Finalmente, a igualdade entre as nações. Grande engodo! Como é do conhecimento geral, o Conselho de Segurança das Nações Unidas (o órgão máximo de decisão) incorpora 15 membros, dos quais 5 são permanentes e 10 eleitos. Contrariamente a qualquer processo democrático, aqui vigora a regra da minoria. Senão vejamos. Em primeiro lugar, os 10 eleitos estão a fazer número, portanto nem merece a pena serem considerados. Ora, os 5 membros permanentes, são como se sabe, os 4 grandes vencedores de 1945 e o outsider do conluio inicial, a China, que pela sua dimensão e importância regional (à época), passou a fazer parte dos 5 «cavaleiros do apocalipse». Cada um destes países, pode inviabilizar qualquer decisão tomada em maioria ou em unanimidade, através do direito de veto. É um género de Joker vitalício. Muito cómodo. O desrespeito de muitas resoluções da Assembleia das Nações Unidas tem início nesse órgão dominado pelos interesses da China, França, Rússia e Inglaterra. Ah, também os EUA.
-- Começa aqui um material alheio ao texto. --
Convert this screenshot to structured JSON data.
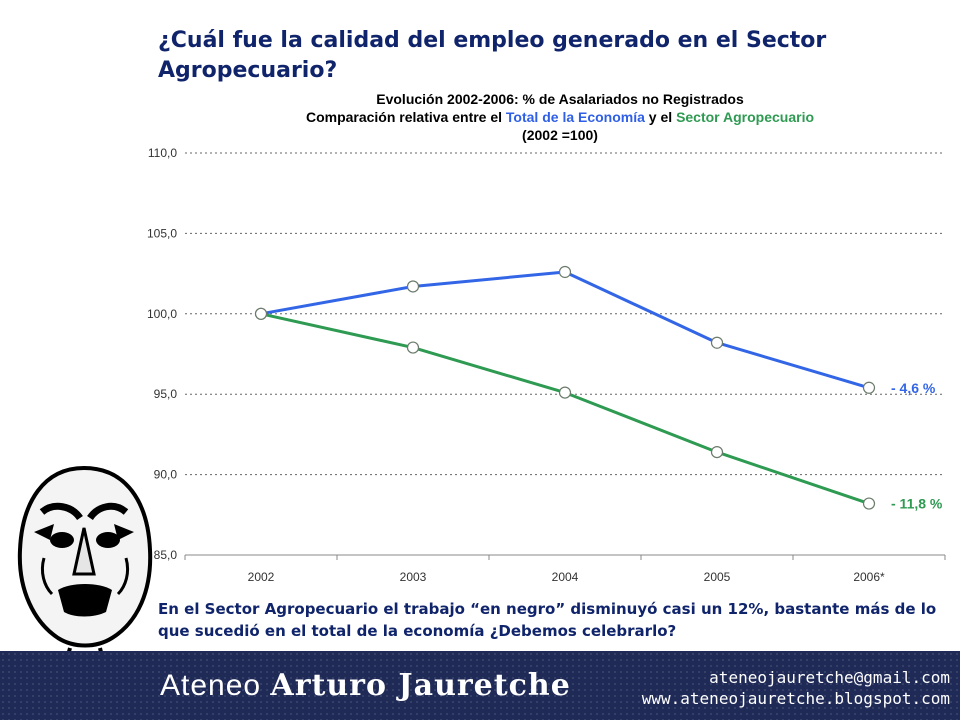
{
  "slide": {
    "title": "¿Cuál fue la calidad del empleo generado en el Sector Agropecuario?",
    "caption": "En el Sector Agropecuario el trabajo “en negro” disminuyó casi un 12%, bastante más de lo que sucedió en el total de la economía ¿Debemos celebrarlo?"
  },
  "chart_header": {
    "title": "Evolución 2002-2006: % de Asalariados no Registrados",
    "subtitle_prefix": "Comparación relativa entre el ",
    "subtitle_blue": "Total de la Economía",
    "subtitle_mid": " y el ",
    "subtitle_green": "Sector Agropecuario",
    "base_note": "(2002 =100)"
  },
  "chart_data": {
    "type": "line",
    "title": "Evolución 2002-2006: % de Asalariados no Registrados",
    "categories": [
      "2002",
      "2003",
      "2004",
      "2005",
      "2006*"
    ],
    "ylim": [
      85,
      110
    ],
    "yticks": [
      110,
      105,
      100,
      95,
      90,
      85
    ],
    "ytick_labels": [
      "110,0",
      "105,0",
      "100,0",
      "95,0",
      "90,0",
      "85,0"
    ],
    "grid": true,
    "series": [
      {
        "name": "Total de la Economía",
        "values": [
          100.0,
          101.7,
          102.6,
          98.2,
          95.4
        ],
        "color": "#3366e6",
        "end_label": "- 4,6 %"
      },
      {
        "name": "Sector Agropecuario",
        "values": [
          100.0,
          97.9,
          95.1,
          91.4,
          88.2
        ],
        "color": "#2e9a52",
        "end_label": "- 11,8 %"
      }
    ]
  },
  "footer": {
    "brand_part1": "Ateneo ",
    "brand_part2": "Arturo Jauretche",
    "email": "ateneojauretche@gmail.com",
    "website": "www.ateneojauretche.blogspot.com",
    "background": "#1f2a57"
  }
}
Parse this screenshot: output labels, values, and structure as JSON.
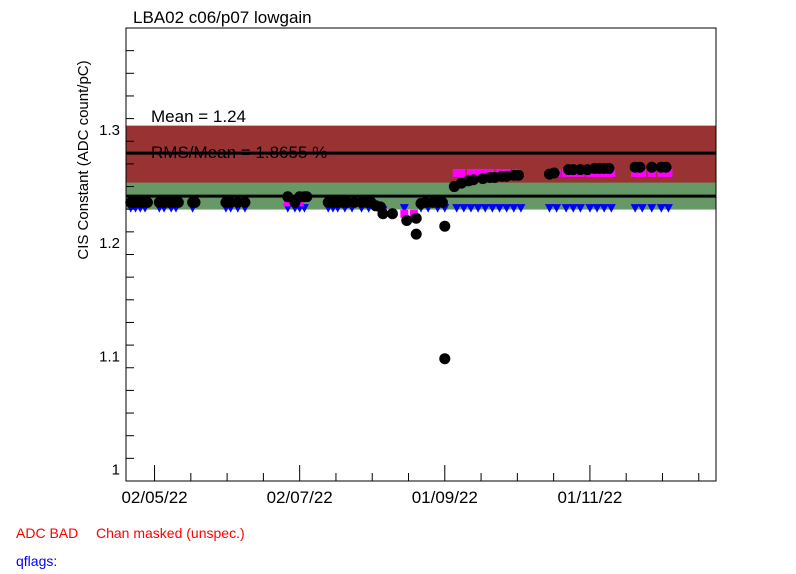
{
  "chart_data": {
    "type": "scatter",
    "title": "LBA02 c06/p07 lowgain",
    "ylabel": "CIS Constant (ADC count/pC)",
    "xlabel": "",
    "ylim": [
      0.99,
      1.39
    ],
    "xlim": [
      "2022-04-20",
      "2022-12-24"
    ],
    "x_tick_labels": [
      {
        "date": "2022-05-02",
        "label": "02/05/22"
      },
      {
        "date": "2022-07-02",
        "label": "02/07/22"
      },
      {
        "date": "2022-09-01",
        "label": "01/09/22"
      },
      {
        "date": "2022-11-01",
        "label": "01/11/22"
      }
    ],
    "y_ticks": [
      1.0,
      1.1,
      1.2,
      1.3
    ],
    "y_tick_labels": [
      "1",
      "1.1",
      "1.2",
      "1.3"
    ],
    "grid": false,
    "mean_text": "Mean = 1.24",
    "rms_text": "RMS/Mean = 1.8655 %",
    "bands": [
      {
        "name": "outer",
        "y0": 1.2322,
        "y1": 1.3038,
        "color": "#993333"
      },
      {
        "name": "inner",
        "y0": 1.2297,
        "y1": 1.2535,
        "color": "#669966"
      }
    ],
    "lines": [
      {
        "name": "upper",
        "y": 1.2795,
        "color": "#000000"
      },
      {
        "name": "mean",
        "y": 1.2415,
        "color": "#000000"
      }
    ],
    "series": [
      {
        "marker": "circle",
        "color": "#000000",
        "points": [
          [
            "2022-04-22",
            1.236
          ],
          [
            "2022-04-23",
            1.236
          ],
          [
            "2022-04-24",
            1.236
          ],
          [
            "2022-04-26",
            1.236
          ],
          [
            "2022-04-27",
            1.236
          ],
          [
            "2022-04-29",
            1.236
          ],
          [
            "2022-05-04",
            1.236
          ],
          [
            "2022-05-06",
            1.236
          ],
          [
            "2022-05-08",
            1.236
          ],
          [
            "2022-05-10",
            1.236
          ],
          [
            "2022-05-12",
            1.236
          ],
          [
            "2022-05-18",
            1.236
          ],
          [
            "2022-05-19",
            1.236
          ],
          [
            "2022-06-01",
            1.236
          ],
          [
            "2022-06-03",
            1.236
          ],
          [
            "2022-06-06",
            1.236
          ],
          [
            "2022-06-09",
            1.236
          ],
          [
            "2022-06-27",
            1.241
          ],
          [
            "2022-06-30",
            1.236
          ],
          [
            "2022-07-02",
            1.241
          ],
          [
            "2022-07-04",
            1.241
          ],
          [
            "2022-07-05",
            1.241
          ],
          [
            "2022-07-14",
            1.236
          ],
          [
            "2022-07-16",
            1.236
          ],
          [
            "2022-07-18",
            1.236
          ],
          [
            "2022-07-20",
            1.236
          ],
          [
            "2022-07-22",
            1.236
          ],
          [
            "2022-07-25",
            1.236
          ],
          [
            "2022-07-28",
            1.236
          ],
          [
            "2022-07-30",
            1.236
          ],
          [
            "2022-08-01",
            1.236
          ],
          [
            "2022-08-03",
            1.233
          ],
          [
            "2022-08-05",
            1.232
          ],
          [
            "2022-08-06",
            1.226
          ],
          [
            "2022-08-10",
            1.226
          ],
          [
            "2022-08-16",
            1.22
          ],
          [
            "2022-08-20",
            1.208
          ],
          [
            "2022-08-20",
            1.222
          ],
          [
            "2022-08-22",
            1.235
          ],
          [
            "2022-08-24",
            1.236
          ],
          [
            "2022-08-27",
            1.236
          ],
          [
            "2022-08-29",
            1.236
          ],
          [
            "2022-08-31",
            1.236
          ],
          [
            "2022-09-01",
            1.215
          ],
          [
            "2022-09-01",
            1.098
          ],
          [
            "2022-09-05",
            1.25
          ],
          [
            "2022-09-08",
            1.253
          ],
          [
            "2022-09-11",
            1.255
          ],
          [
            "2022-09-13",
            1.256
          ],
          [
            "2022-09-17",
            1.257
          ],
          [
            "2022-09-20",
            1.258
          ],
          [
            "2022-09-22",
            1.258
          ],
          [
            "2022-09-25",
            1.259
          ],
          [
            "2022-09-27",
            1.259
          ],
          [
            "2022-09-30",
            1.26
          ],
          [
            "2022-10-02",
            1.26
          ],
          [
            "2022-10-15",
            1.261
          ],
          [
            "2022-10-17",
            1.262
          ],
          [
            "2022-10-23",
            1.265
          ],
          [
            "2022-10-25",
            1.265
          ],
          [
            "2022-10-28",
            1.265
          ],
          [
            "2022-10-31",
            1.265
          ],
          [
            "2022-11-03",
            1.266
          ],
          [
            "2022-11-05",
            1.266
          ],
          [
            "2022-11-07",
            1.266
          ],
          [
            "2022-11-09",
            1.266
          ],
          [
            "2022-11-20",
            1.267
          ],
          [
            "2022-11-22",
            1.267
          ],
          [
            "2022-11-27",
            1.267
          ],
          [
            "2022-12-01",
            1.267
          ],
          [
            "2022-12-03",
            1.267
          ]
        ]
      },
      {
        "marker": "square",
        "color": "#ff00ff",
        "points": [
          [
            "2022-04-22",
            1.236
          ],
          [
            "2022-04-24",
            1.236
          ],
          [
            "2022-04-26",
            1.236
          ],
          [
            "2022-04-28",
            1.236
          ],
          [
            "2022-05-04",
            1.236
          ],
          [
            "2022-05-06",
            1.236
          ],
          [
            "2022-05-09",
            1.236
          ],
          [
            "2022-05-11",
            1.236
          ],
          [
            "2022-05-18",
            1.236
          ],
          [
            "2022-06-01",
            1.236
          ],
          [
            "2022-06-06",
            1.236
          ],
          [
            "2022-06-09",
            1.236
          ],
          [
            "2022-06-27",
            1.236
          ],
          [
            "2022-06-30",
            1.236
          ],
          [
            "2022-07-02",
            1.236
          ],
          [
            "2022-07-14",
            1.236
          ],
          [
            "2022-07-16",
            1.236
          ],
          [
            "2022-07-18",
            1.236
          ],
          [
            "2022-07-21",
            1.236
          ],
          [
            "2022-07-24",
            1.236
          ],
          [
            "2022-07-28",
            1.236
          ],
          [
            "2022-07-31",
            1.236
          ],
          [
            "2022-08-06",
            1.227
          ],
          [
            "2022-08-15",
            1.226
          ],
          [
            "2022-08-19",
            1.226
          ],
          [
            "2022-08-22",
            1.236
          ],
          [
            "2022-08-25",
            1.236
          ],
          [
            "2022-08-29",
            1.236
          ],
          [
            "2022-09-06",
            1.262
          ],
          [
            "2022-09-08",
            1.262
          ],
          [
            "2022-09-12",
            1.262
          ],
          [
            "2022-09-14",
            1.262
          ],
          [
            "2022-09-17",
            1.262
          ],
          [
            "2022-09-20",
            1.262
          ],
          [
            "2022-09-24",
            1.262
          ],
          [
            "2022-09-27",
            1.262
          ],
          [
            "2022-10-01",
            1.262
          ],
          [
            "2022-10-15",
            1.262
          ],
          [
            "2022-10-18",
            1.262
          ],
          [
            "2022-10-22",
            1.262
          ],
          [
            "2022-10-25",
            1.262
          ],
          [
            "2022-10-28",
            1.262
          ],
          [
            "2022-11-01",
            1.262
          ],
          [
            "2022-11-04",
            1.262
          ],
          [
            "2022-11-07",
            1.262
          ],
          [
            "2022-11-10",
            1.262
          ],
          [
            "2022-11-20",
            1.262
          ],
          [
            "2022-11-23",
            1.262
          ],
          [
            "2022-11-27",
            1.262
          ],
          [
            "2022-12-01",
            1.262
          ],
          [
            "2022-12-04",
            1.262
          ]
        ]
      },
      {
        "marker": "triangle-down",
        "color": "#0000ff",
        "points": [
          [
            "2022-04-22",
            1.231
          ],
          [
            "2022-04-24",
            1.231
          ],
          [
            "2022-04-26",
            1.231
          ],
          [
            "2022-04-28",
            1.231
          ],
          [
            "2022-05-04",
            1.231
          ],
          [
            "2022-05-06",
            1.231
          ],
          [
            "2022-05-09",
            1.231
          ],
          [
            "2022-05-11",
            1.231
          ],
          [
            "2022-05-18",
            1.231
          ],
          [
            "2022-06-01",
            1.231
          ],
          [
            "2022-06-03",
            1.231
          ],
          [
            "2022-06-06",
            1.231
          ],
          [
            "2022-06-09",
            1.231
          ],
          [
            "2022-06-27",
            1.231
          ],
          [
            "2022-06-30",
            1.231
          ],
          [
            "2022-07-02",
            1.231
          ],
          [
            "2022-07-04",
            1.231
          ],
          [
            "2022-07-14",
            1.231
          ],
          [
            "2022-07-16",
            1.231
          ],
          [
            "2022-07-18",
            1.231
          ],
          [
            "2022-07-21",
            1.231
          ],
          [
            "2022-07-24",
            1.231
          ],
          [
            "2022-07-28",
            1.231
          ],
          [
            "2022-07-31",
            1.231
          ],
          [
            "2022-08-06",
            1.229
          ],
          [
            "2022-08-15",
            1.231
          ],
          [
            "2022-08-22",
            1.231
          ],
          [
            "2022-08-25",
            1.231
          ],
          [
            "2022-08-29",
            1.231
          ],
          [
            "2022-09-01",
            1.231
          ],
          [
            "2022-09-06",
            1.231
          ],
          [
            "2022-09-09",
            1.231
          ],
          [
            "2022-09-12",
            1.231
          ],
          [
            "2022-09-15",
            1.231
          ],
          [
            "2022-09-18",
            1.231
          ],
          [
            "2022-09-21",
            1.231
          ],
          [
            "2022-09-24",
            1.231
          ],
          [
            "2022-09-27",
            1.231
          ],
          [
            "2022-09-30",
            1.231
          ],
          [
            "2022-10-03",
            1.231
          ],
          [
            "2022-10-15",
            1.231
          ],
          [
            "2022-10-18",
            1.231
          ],
          [
            "2022-10-22",
            1.231
          ],
          [
            "2022-10-25",
            1.231
          ],
          [
            "2022-10-28",
            1.231
          ],
          [
            "2022-11-01",
            1.231
          ],
          [
            "2022-11-04",
            1.231
          ],
          [
            "2022-11-07",
            1.231
          ],
          [
            "2022-11-10",
            1.231
          ],
          [
            "2022-11-20",
            1.231
          ],
          [
            "2022-11-23",
            1.231
          ],
          [
            "2022-11-27",
            1.231
          ],
          [
            "2022-12-01",
            1.231
          ],
          [
            "2022-12-04",
            1.231
          ]
        ]
      }
    ]
  },
  "footer": {
    "adc_bad": "ADC BAD",
    "chan_masked": "Chan masked (unspec.)",
    "qflags": "qflags:"
  }
}
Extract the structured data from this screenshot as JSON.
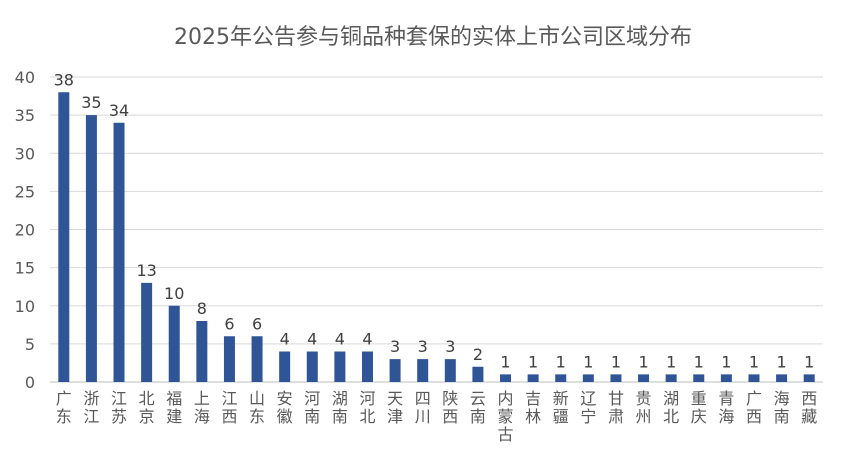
{
  "chart_data": {
    "type": "bar",
    "title": "2025年公告参与铜品种套保的实体上市公司区域分布",
    "xlabel": "",
    "ylabel": "",
    "ylim": [
      0,
      40
    ],
    "yticks": [
      0,
      5,
      10,
      15,
      20,
      25,
      30,
      35,
      40
    ],
    "grid": true,
    "legend": "none",
    "bar_color": "#2F5597",
    "categories": [
      "广东",
      "浙江",
      "江苏",
      "北京",
      "福建",
      "上海",
      "江西",
      "山东",
      "安徽",
      "河南",
      "湖南",
      "河北",
      "天津",
      "四川",
      "陕西",
      "云南",
      "内蒙古",
      "吉林",
      "新疆",
      "辽宁",
      "甘肃",
      "贵州",
      "湖北",
      "重庆",
      "青海",
      "广西",
      "海南",
      "西藏"
    ],
    "values": [
      38,
      35,
      34,
      13,
      10,
      8,
      6,
      6,
      4,
      4,
      4,
      4,
      3,
      3,
      3,
      2,
      1,
      1,
      1,
      1,
      1,
      1,
      1,
      1,
      1,
      1,
      1,
      1
    ]
  }
}
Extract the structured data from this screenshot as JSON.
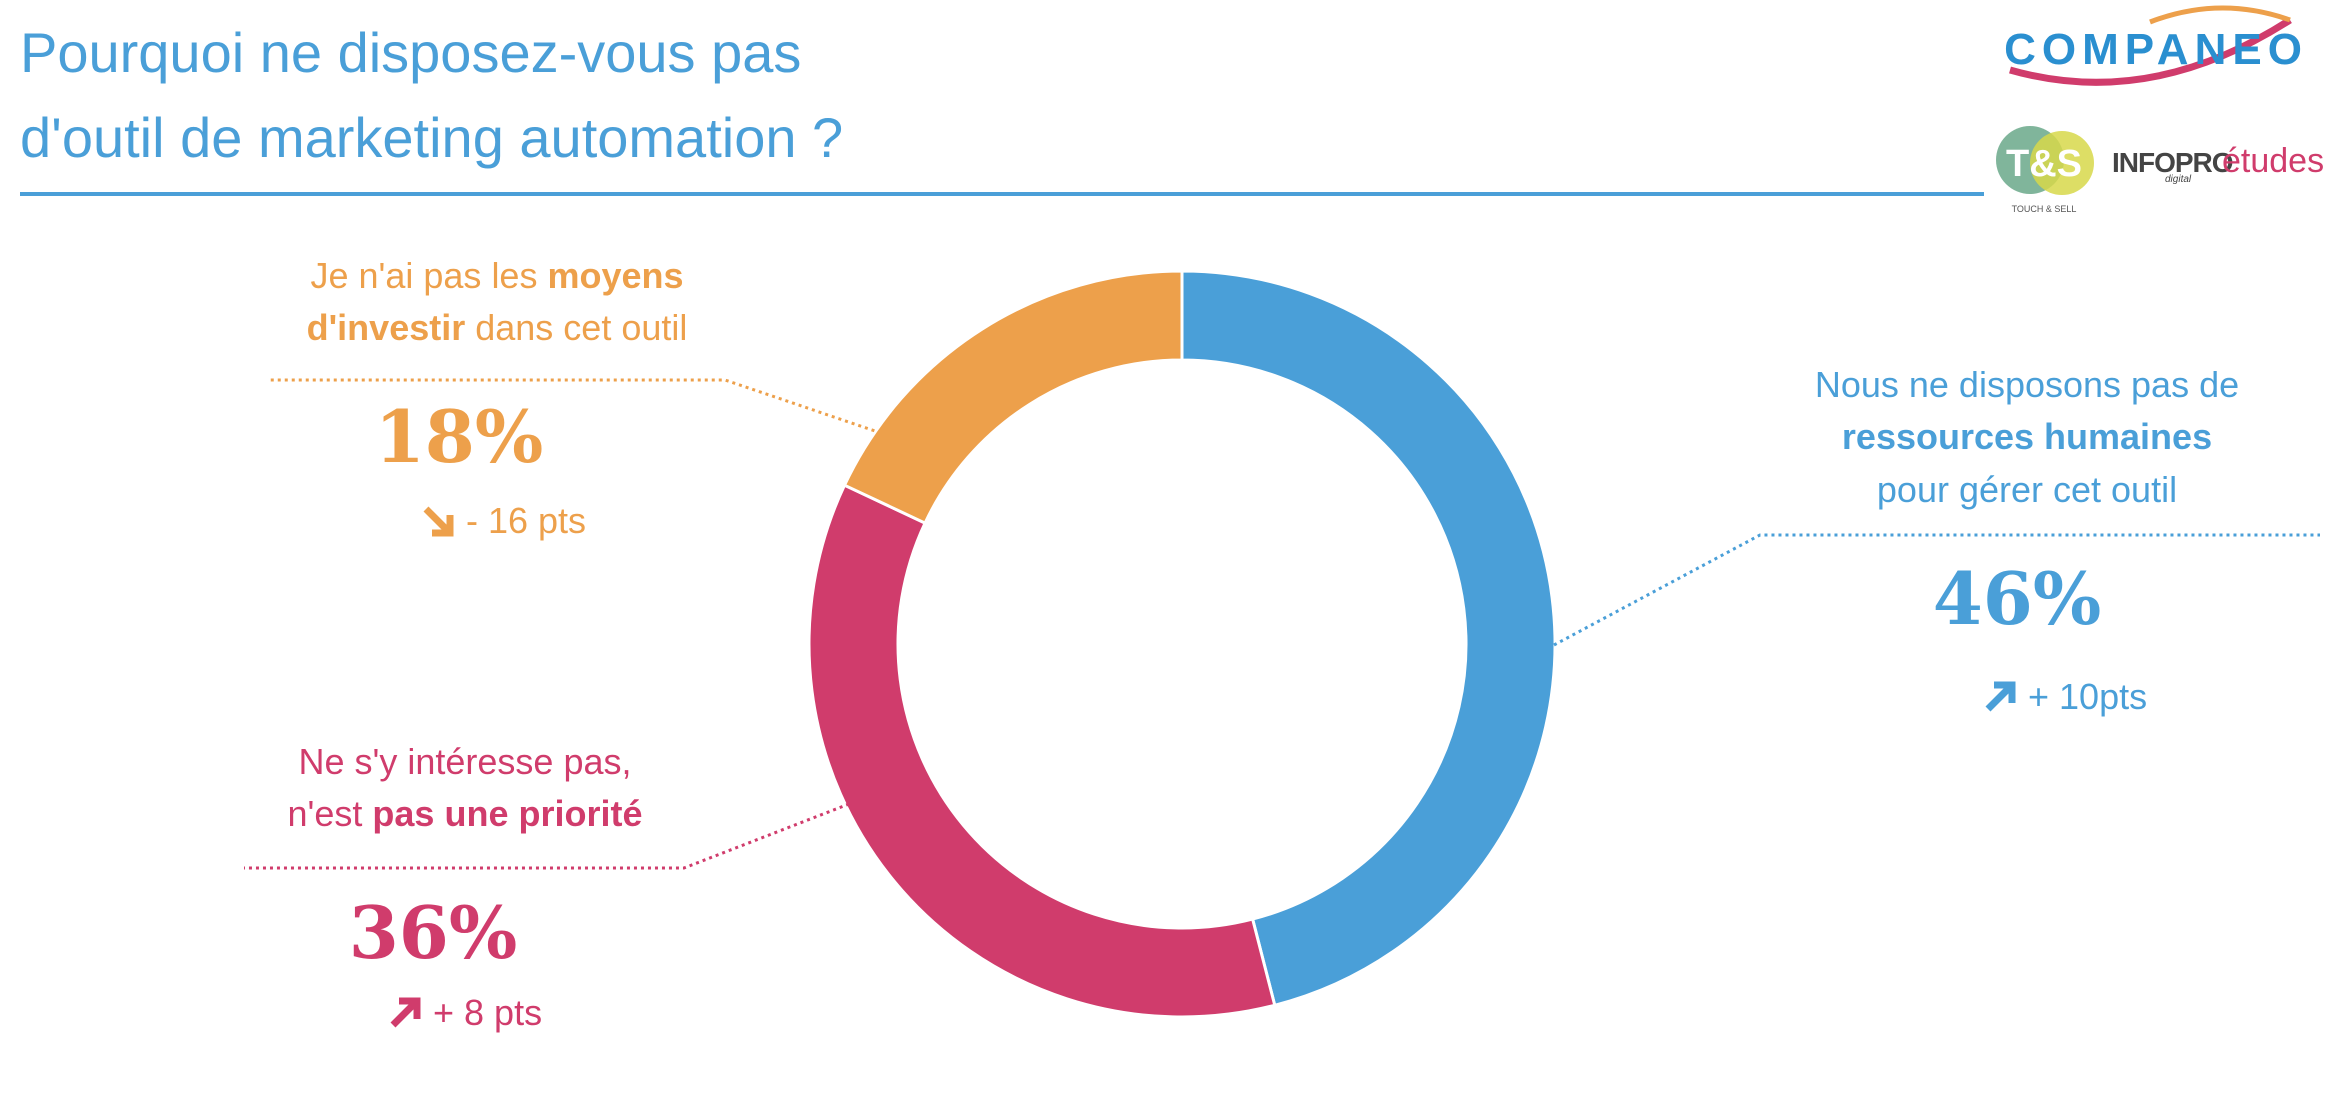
{
  "chart_data": {
    "type": "donut",
    "title": [
      "Pourquoi ne disposez-vous pas",
      "d'outil de marketing automation ?"
    ],
    "categories": [
      [
        [
          {
            "text": "Nous ne disposons pas de",
            "bold": false
          }
        ],
        [
          {
            "text": "ressources humaines",
            "bold": true
          }
        ],
        [
          {
            "text": "pour gérer cet outil",
            "bold": false
          }
        ]
      ],
      [
        [
          {
            "text": "Ne s'y intéresse pas,",
            "bold": false
          }
        ],
        [
          {
            "text": "n'est ",
            "bold": false
          },
          {
            "text": "pas une priorité",
            "bold": true
          }
        ]
      ],
      [
        [
          {
            "text": "Je n'ai pas les ",
            "bold": false
          },
          {
            "text": "moyens",
            "bold": true
          }
        ],
        [
          {
            "text": "d'investir",
            "bold": true
          },
          {
            "text": " dans cet outil",
            "bold": false
          }
        ]
      ]
    ],
    "values": [
      46,
      36,
      18
    ],
    "value_labels": [
      "46%",
      "36%",
      "18%"
    ],
    "changes": [
      "+ 10pts",
      "+ 8 pts",
      "- 16 pts"
    ],
    "colors": [
      "#4a9fd8",
      "#d03c6c",
      "#eda04b"
    ],
    "logos": {
      "companeo": "COMPANEO",
      "ts": "T&S",
      "ts_sub": "TOUCH & SELL",
      "infopro": "INFOPRO",
      "infopro_sub": "digital",
      "etudes": "études"
    }
  }
}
Portanto, desde sempre, a ONU viu a sua capacidade de intervenção cooptada aos interesses dos poderosos e restringida por interesses sectoriais e particulares dos mesmos. E não nos iludamos, porque a maior parte dos conflitos e guerras abertas descritos anteriormente, foram obliterados, cozinhados e gizados na antecâmara que dá acesso ao plenário, pelos defensores da humanidade. Sabe-se hoje que o genocídio no Ruanda era comentado nos corredores do poder, cerca de 3 meses antes de acontecer. Os serviços de inteligência tinham dados concretos que indiciavam o preparo.

A proposta de reforma de Annan (em particular no que ao Conselho de Segurança concerne) já suscitou algumas tensões entre os membros, com vários modelos de alargamento do Conselho de Segurança a serem discutidos entre panelas e tachos na busca de alianças e apoios.

Atenção, alianças e apoios! O que é isto senão meras jogadas estratégico-instrumentais de grandes e pequenos em busca do seu lugar no jogo do poder, do seu próprio Joker?
Isto é um clássico e foi escrito há quase 5 séculos, portanto, em matéria de direitos humanos, igualdade entre os povos e solidariedade, estaremos atrasados aí uns 10 ou talvez 30 séculos.